Public health student helps communities in need
On April 25, 2015, Iju Shakya was on the third floor of her home in Katmandu getting ready to go visit her grandmother when the doors slammed shut, a bookcase crashed to the ground and everything shook.
A magnitude 7.8 earthquake had just hit Nepal. Amazingly, Shakya, her parents and her house escaped relatively unscathed, but she was horrified by the devastation wrought by the earthquake, which killed about 9,000 people, injured many thousands more, and damaged or destroyed more than 600,000 structures.
Shakya, who was back in Nepal visiting her parents after graduating with a bachelor's degree in biology from Smith College in Massachusetts, immediately began raising money on Facebook, which she supplemented with personal savings.
With support from her parents, Shakya then worked with priests, community leaders, a local organization and residents to construct two temporary shelters for those whose homes were damaged, repair 47 small temples and distribute more than 200 care packages that included medicines and personal hygiene items.
But through the course of doing this work, she noticed some people in the community were not pitching in to rebuild.
“People seemed to be waiting for the government or NGOs to come in and start rebuilding, but there were a lot of smaller things people could do by themselves,” says Shakya. “I wanted to encourage people to be more proactive.”
That got her thinking about how to encourage people to take more ownership and initiative in such situations. Her solution was to launch The Investing in People Education Support Fund. The fund awards $100 to 10th grade students who describe a problem in their community and then outline and implement a solution that can alleviate that problem within a few months.
Before the earthquake, Shakya had been planning to pursue a career in public health, but her plans were more focused towards infectious diseases research. After the work she did in the wake of the earthquake, she became passionate about working with the community to understand their health needs and to do work that caters to those needs.
At Emory's Rollins School of Public Health, she found that opportunity.
In addition to pursing a degree in global health and working in a Rollins Earn and Learn position as a graduate research assistant at the Food Fortification Initiative, Shakya carved out time to take up community-centered work.
Specifically, she helped establish and coordinate a community and academic coalition to address the high prevalence of diabetes in the South Asian community in Atlanta. The Atlanta South Asian Health Alliance is the brainchild of Megha K. Shah, a family physician researcher in the School of Medicine, and Shakya served a project coordinator.
“When I heard Dr. Shah was looking for someone to help with this project, the project itself was very vague,” says Shakya. “That vagueness excited me.

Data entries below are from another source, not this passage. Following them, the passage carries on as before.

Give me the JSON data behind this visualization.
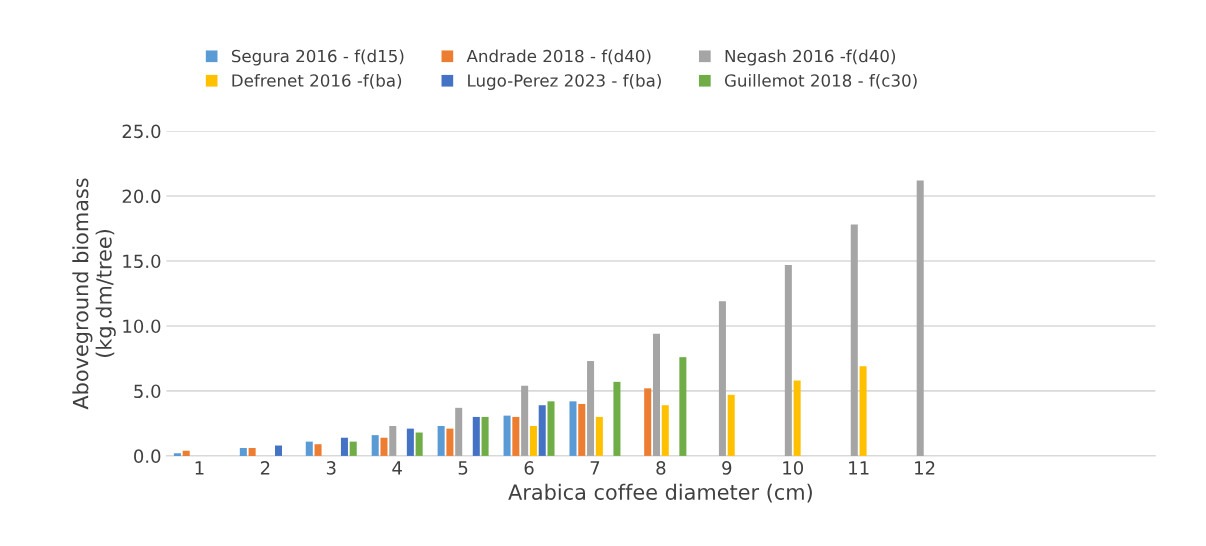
{
  "chart_data": {
    "type": "bar",
    "xlabel": "Arabica coffee diameter (cm)",
    "ylabel": "Aboveground biomass\n(kg.dm/tree)",
    "categories": [
      "1",
      "2",
      "3",
      "4",
      "5",
      "6",
      "7",
      "8",
      "9",
      "10",
      "11",
      "12",
      null,
      null,
      null
    ],
    "series": [
      {
        "name": "Segura 2016 - f(d15)",
        "color": "#5b9bd5",
        "values": [
          0.2,
          0.6,
          1.1,
          1.6,
          2.3,
          3.1,
          4.2,
          null,
          null,
          null,
          null,
          null,
          null,
          null,
          null
        ]
      },
      {
        "name": "Andrade 2018 - f(d40)",
        "color": "#ed7d31",
        "values": [
          0.4,
          0.6,
          0.9,
          1.4,
          2.1,
          3.0,
          4.0,
          5.2,
          null,
          null,
          null,
          null,
          null,
          null,
          null
        ]
      },
      {
        "name": "Negash 2016 -f(d40)",
        "color": "#a5a5a5",
        "values": [
          null,
          null,
          null,
          2.3,
          3.7,
          5.4,
          7.3,
          9.4,
          11.9,
          14.7,
          17.8,
          21.2,
          null,
          null,
          null
        ]
      },
      {
        "name": "Defrenet 2016 -f(ba)",
        "color": "#ffc000",
        "values": [
          null,
          null,
          null,
          null,
          null,
          2.3,
          3.0,
          3.9,
          4.7,
          5.8,
          6.9,
          null,
          null,
          null,
          null
        ]
      },
      {
        "name": "Lugo-Perez 2023 - f(ba)",
        "color": "#4472c4",
        "values": [
          null,
          0.8,
          1.4,
          2.1,
          3.0,
          3.9,
          null,
          null,
          null,
          null,
          null,
          null,
          null,
          null,
          null
        ]
      },
      {
        "name": "Guillemot 2018 - f(c30)",
        "color": "#70ad47",
        "values": [
          null,
          null,
          1.1,
          1.8,
          3.0,
          4.2,
          5.7,
          7.6,
          null,
          null,
          null,
          null,
          null,
          null,
          null
        ]
      }
    ],
    "ylim": [
      0,
      25
    ],
    "yticks": [
      {
        "value": 0,
        "label": "0.0"
      },
      {
        "value": 5,
        "label": "5.0"
      },
      {
        "value": 10,
        "label": "10.0"
      },
      {
        "value": 15,
        "label": "15.0"
      },
      {
        "value": 20,
        "label": "20.0"
      },
      {
        "value": 25,
        "label": "25.0"
      }
    ],
    "grid": "y",
    "legend": "top"
  }
}
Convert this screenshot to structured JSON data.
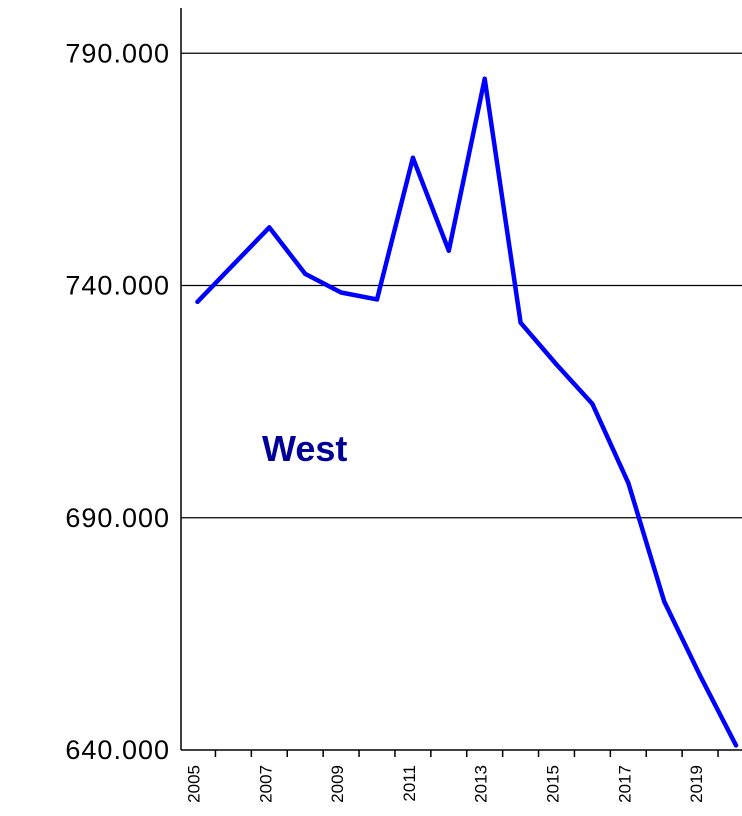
{
  "chart_data": {
    "type": "line",
    "x": [
      2005,
      2006,
      2007,
      2008,
      2009,
      2010,
      2011,
      2012,
      2013,
      2014,
      2015,
      2016,
      2017,
      2018,
      2019,
      2020
    ],
    "series": [
      {
        "values": [
          736.5,
          744.5,
          752.5,
          742.5,
          738.5,
          737.0,
          767.5,
          747.5,
          784.5,
          732.0,
          723.0,
          714.5,
          697.5,
          672.0,
          656.0,
          641.0
        ],
        "color": "#0000ff"
      }
    ],
    "x_tick_labels": [
      "2005",
      "2007",
      "2009",
      "2011",
      "2013",
      "2015",
      "2017",
      "2019"
    ],
    "y_ticks": [
      640,
      690,
      740,
      790
    ],
    "y_tick_labels": [
      "640.000",
      "690.000",
      "740.000",
      "790.000"
    ],
    "ylim": [
      640,
      795
    ],
    "grid": "horizontal",
    "annotation": {
      "text": "West",
      "color": "#000099"
    },
    "title": "",
    "xlabel": "",
    "ylabel": ""
  }
}
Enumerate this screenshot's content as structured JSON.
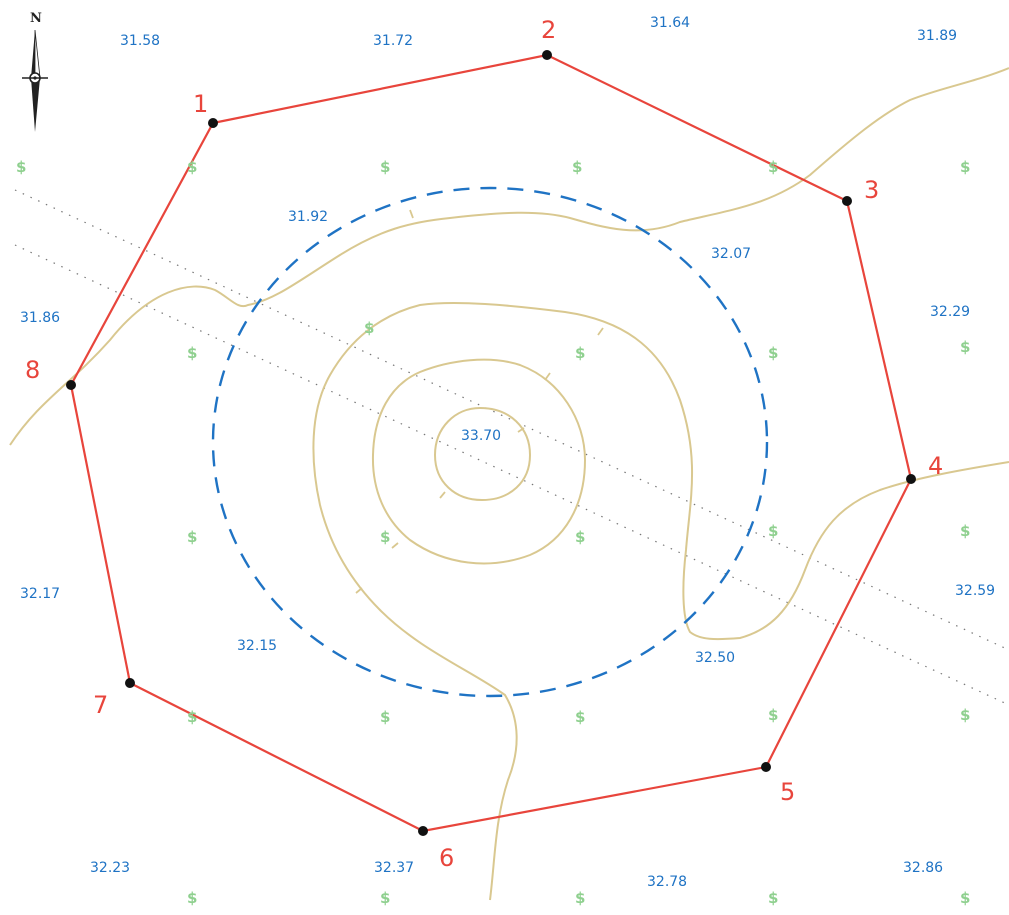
{
  "north_label": "N",
  "vegetation_symbol": "$",
  "boundary_vertices": [
    "1",
    "2",
    "3",
    "4",
    "5",
    "6",
    "7",
    "8"
  ],
  "spot_heights": [
    "31.58",
    "31.72",
    "31.64",
    "31.89",
    "31.86",
    "32.29",
    "32.59",
    "32.17",
    "32.23",
    "32.37",
    "32.78",
    "32.86"
  ],
  "dashed_contour_labels": [
    "31.92",
    "32.07",
    "32.15",
    "32.50"
  ],
  "summit_elevation": "33.70",
  "colors": {
    "boundary": "#e8453c",
    "contour_dashed": "#1f73c4",
    "contour_lines": "#d9c890",
    "elevation_text": "#1f73c4",
    "vegetation": "#8fd08f",
    "vertex_point": "#111111"
  },
  "icons": [
    "north-arrow-icon",
    "vegetation-symbol-icon"
  ]
}
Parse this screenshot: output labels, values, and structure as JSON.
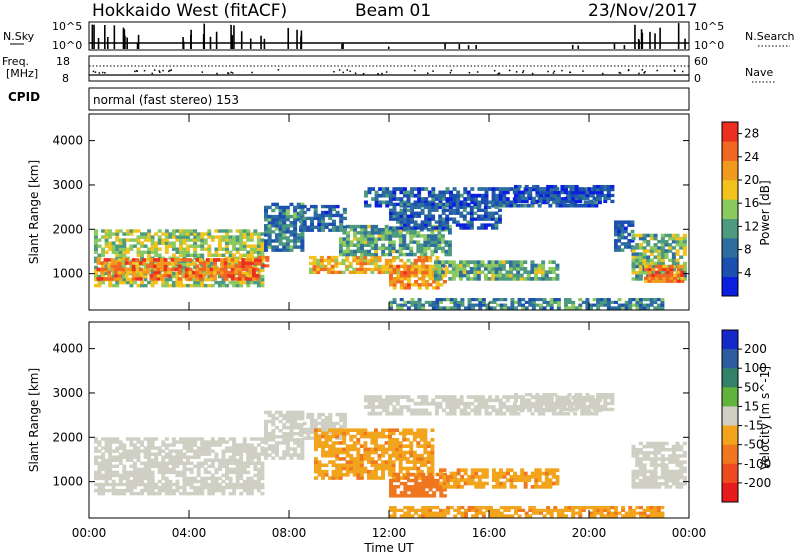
{
  "header": {
    "title": "Hokkaido West (fitACF)",
    "beam": "Beam 01",
    "date": "23/Nov/2017"
  },
  "strip_nsky": {
    "left_label": "N.Sky",
    "left_ticks": [
      "10^5",
      "10^0"
    ],
    "right_label": "N.Search",
    "right_ticks": [
      "10^5",
      "10^0"
    ]
  },
  "strip_freq": {
    "left_label": "Freq.",
    "left_unit": "[MHz]",
    "left_ticks": [
      "18",
      "8"
    ],
    "right_label": "Nave",
    "right_ticks": [
      "60",
      "0"
    ]
  },
  "strip_cpid": {
    "label": "CPID",
    "mode": "normal (fast stereo) 153"
  },
  "chart_data": [
    {
      "type": "heatmap",
      "panel": "power",
      "ylabel": "Slant Range [km]",
      "xlabel": "Time UT",
      "ylim": [
        180,
        4600
      ],
      "xlim": [
        0,
        24
      ],
      "yticks": [
        1000,
        2000,
        3000,
        4000
      ],
      "xticks": [
        "00:00",
        "04:00",
        "08:00",
        "12:00",
        "16:00",
        "20:00",
        "00:00"
      ],
      "colorbar": {
        "label": "Power [dB]",
        "ticks": [
          4,
          8,
          12,
          16,
          20,
          24,
          28
        ],
        "range": [
          0,
          30
        ],
        "colors": [
          "#0b1ee0",
          "#1b4fb0",
          "#2d6e9e",
          "#4d9a7f",
          "#8cc95f",
          "#f2c21d",
          "#f09a1e",
          "#f06622",
          "#ec2f1f"
        ]
      },
      "regions": [
        {
          "t0": 0.2,
          "t1": 7.0,
          "r0": 700,
          "r1": 2000,
          "db": 15
        },
        {
          "t0": 0.3,
          "t1": 6.8,
          "r0": 850,
          "r1": 1350,
          "db": 24
        },
        {
          "t0": 6.6,
          "t1": 7.2,
          "r0": 1150,
          "r1": 1400,
          "db": 26
        },
        {
          "t0": 7.0,
          "t1": 8.6,
          "r0": 1500,
          "r1": 2600,
          "db": 9
        },
        {
          "t0": 8.4,
          "t1": 10.3,
          "r0": 1950,
          "r1": 2550,
          "db": 8
        },
        {
          "t0": 8.8,
          "t1": 14.0,
          "r0": 1000,
          "r1": 1400,
          "db": 20
        },
        {
          "t0": 10.0,
          "t1": 14.5,
          "r0": 1400,
          "r1": 2100,
          "db": 12
        },
        {
          "t0": 12.0,
          "t1": 14.3,
          "r0": 650,
          "r1": 1200,
          "db": 22
        },
        {
          "t0": 13.8,
          "t1": 18.8,
          "r0": 850,
          "r1": 1300,
          "db": 13
        },
        {
          "t0": 11.0,
          "t1": 20.5,
          "r0": 2500,
          "r1": 2950,
          "db": 6
        },
        {
          "t0": 12.0,
          "t1": 16.5,
          "r0": 2000,
          "r1": 2600,
          "db": 6
        },
        {
          "t0": 17.0,
          "t1": 21.0,
          "r0": 2600,
          "r1": 3000,
          "db": 5
        },
        {
          "t0": 21.0,
          "t1": 21.8,
          "r0": 1500,
          "r1": 2200,
          "db": 7
        },
        {
          "t0": 21.7,
          "t1": 23.9,
          "r0": 850,
          "r1": 1900,
          "db": 14
        },
        {
          "t0": 22.2,
          "t1": 23.8,
          "r0": 800,
          "r1": 1200,
          "db": 24
        },
        {
          "t0": 12.0,
          "t1": 23.0,
          "r0": 200,
          "r1": 450,
          "db": 10
        }
      ]
    },
    {
      "type": "heatmap",
      "panel": "velocity",
      "ylabel": "Slant Range [km]",
      "xlabel": "Time UT",
      "ylim": [
        180,
        4600
      ],
      "xlim": [
        0,
        24
      ],
      "yticks": [
        1000,
        2000,
        3000,
        4000
      ],
      "xticks": [
        "00:00",
        "04:00",
        "08:00",
        "12:00",
        "16:00",
        "20:00",
        "00:00"
      ],
      "colorbar": {
        "label": "Velocity [m s^-1]",
        "ticks": [
          200,
          100,
          50,
          15,
          -15,
          -50,
          -100,
          -200
        ],
        "colors": [
          "#1728c8",
          "#2e5aa0",
          "#34816a",
          "#62b33c",
          "#cfcfc4",
          "#f1a41c",
          "#f0761f",
          "#ee4b21",
          "#e61c1c"
        ]
      },
      "regions": [
        {
          "t0": 0.2,
          "t1": 7.0,
          "r0": 700,
          "r1": 2000,
          "v": 0
        },
        {
          "t0": 7.0,
          "t1": 8.6,
          "r0": 1500,
          "r1": 2600,
          "v": 0
        },
        {
          "t0": 8.4,
          "t1": 10.3,
          "r0": 1950,
          "r1": 2550,
          "v": 0
        },
        {
          "t0": 9.0,
          "t1": 13.8,
          "r0": 1050,
          "r1": 2200,
          "v": -40
        },
        {
          "t0": 12.0,
          "t1": 14.3,
          "r0": 650,
          "r1": 1200,
          "v": -70
        },
        {
          "t0": 14.0,
          "t1": 18.8,
          "r0": 850,
          "r1": 1300,
          "v": -40
        },
        {
          "t0": 11.0,
          "t1": 20.5,
          "r0": 2500,
          "r1": 2950,
          "v": 0
        },
        {
          "t0": 17.0,
          "t1": 21.0,
          "r0": 2600,
          "r1": 3000,
          "v": 0
        },
        {
          "t0": 21.7,
          "t1": 23.9,
          "r0": 850,
          "r1": 1900,
          "v": 0
        },
        {
          "t0": 12.0,
          "t1": 23.0,
          "r0": 200,
          "r1": 450,
          "v": -40
        }
      ]
    }
  ],
  "colors": {
    "axis": "#000000",
    "background": "#ffffff"
  }
}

A lot of times you’ll do a literature review to decide what questions need to be addressed, but we were going to speak directly to the people in the community to learn their needs and concerns. That is what I like to do.”
Addressing community needs
Shakya, with her team's support, recruited an alliance of Bangladeshi people with diabetes, family members, imams, community leaders and clinicians to delve into why diabetes strikes this group at such a high rate, to develop research questions that were of interest to them, and to brainstorm culturally appropriate interventions.
“Iju took complete ownership of this project,” says Shah. “When I started this, I basically just had an idea, but Iju turned it into a reality. I’m actually very sad she’ll be leaving the project when she graduates, but she is going to train her replacement.”
Shakya, whose master's research focused on implementation of mother support group programs in Sri Lanka, has not finalized her plans for after graduation, but she hopes to do community-driven public health work in South Asia.
She also continues to work with Nepalese students through her Investing in People Education Support Fund, for which she recently was awarded a Humanitarian Award at Emory's Student Involvement and Leadership Awards.
“Working with these students is just wonderful,” says Shakya. “I can really make a difference in someone’s life, and they are making a difference in their communities.”